八千代座は他の劇場とは違い、個人同士(市民)が協力してやってきたからできたことが多く、その上で市や行政?等に働きかけて、それらの行動が文化財として指定されるまで至った、と。大改修の時には、文化財として表にみえるところはすべてそのままに、耐震構造にして、今皆様の上からおりてくる風、冷房をいれたり。あと、「舞台の上からお客様の正座がお辛そうにみえたので椅子の導入もした」と。…私も座布団席だった時にもぞもぞしてたことは何度かあるので(笑)そういう姿を玉さまは目にされていてそう思って椅子をつけてくださってたとは!そして今回初めて椅子のついている席だったんですが、下に少し足をいれるスペースもあるので正座より断然楽でした😂

開演前に「正座のほうが楽なのに」と話す言葉も聞こえてきましたけど💦椅子だと足を前に出すだけでなくて、その椅子の下、内側に爪先をいれたり、自由に動かせるので多くの人にとっては今の方がありがたいものになってるだろうと思います。

 

・蛍の話

18日の日に、昨日から蛍が見え始めた、とお話されていて、「蛍と待ち合わせしてるわけではないんですが…(笑)7時45分から出てきて、9時半には退場しますので(笑)」と、正確な蛍出没時間を教えてもらいました😂

19日の日には、確か平成五年に見に行った時、あたり一面に蛍がいて、その光景は忘れられないものだったそう。またそういう場面を見てみたいもののなかなかかなわず、そこまで蛍が出現したのはその一回だったそうです。

あと、ふるあめりか初演の時だったかうろ覚えなんですが、その時は一匹飛んでいるのが見えたと思って、水のなかを見たら下流?まで蛍の光でいっぱいだったというお話も。

そんなふうに見れる時と見れない時があるからか、地元の方達が「蛍調査隊」のように(笑)蛍の出るところを調べてくれていたと。辺り一面の蛍に、ぜひ出会ってほしい、のように観客の私たちにもすすめてくださってました。

 

・衣装のこと

去年の1月の松竹座が、お正月らしさが全くなかったので口上で衣装をお見せすることを思い付き、そこから各座で要望の声があったためにずっと続けてきたものの、今年二月(か一月)でもう新しくお見せできる衣装がなくなってしまったので、同じものになりますが…と吉田屋の最初の衣装、赤の鳳凰と、紫の孔雀、黒の鷺の衣装を披露していただけました。

江戸歌舞伎の衣装」という大きな図鑑があり、地の色が見えないくらい刺繍が施されたものなど、今では作ることができないものがたくさん載っているそう。

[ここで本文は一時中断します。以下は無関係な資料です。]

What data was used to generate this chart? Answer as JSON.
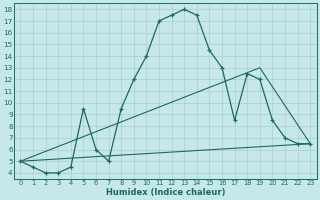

それを元に、たしか作った衣装が赤の鳳凰かと(違うかも💦)。刺繍はたいてい何人かでするものだけど、そうすると縫い方に違いがでるので、この打掛は京都の方が一人でします、と言ってくださって一年かけて作られたそう。この時だったか、「紫の鳳凰も作ろうかしら」とぼそっと一言仰ってたのが妙に気になったし、客席の一部が沸き立っていたような(笑)

また、衣装を見せてくださる時に、袖口をぴんと張って背中一面を見せるようなお姿、それは見せるため、ではなくて、打掛を合わせる(下に着ているものにあわせるのか身体に合わせるのか?そういう感じかと)ためのものなのだとか。上手下手中央で見せて下さるとき、最初とその後では少し角度や見せ方も違ったのは、衣装に合わせてなのかわかりませんが、玉さまの雰囲気の違いを感じた気がします。

黒の衣装は「枯れ柳に雪もちの~」みたいに仰ってて素敵なんですが覚えることができなかったものの💦今年の一月に拝見したときには時間が足りずまだ雪の量が少ないままで、たしかその千穐楽には完成したものを拝見できた気がします。雪の降らせ方が圧倒的で、鷺の美しさもそのままに、ほんとに素敵な打掛で目を奪われました。紫の孔雀は、羽の部分、その中の目のようにみえるところ等も立体感と鮮やかさで美しく、赤の鳳凰も拝見するのは何度目かだと思いますけど、見るたびに刺繍の厚み、細かさ、多さに驚きます。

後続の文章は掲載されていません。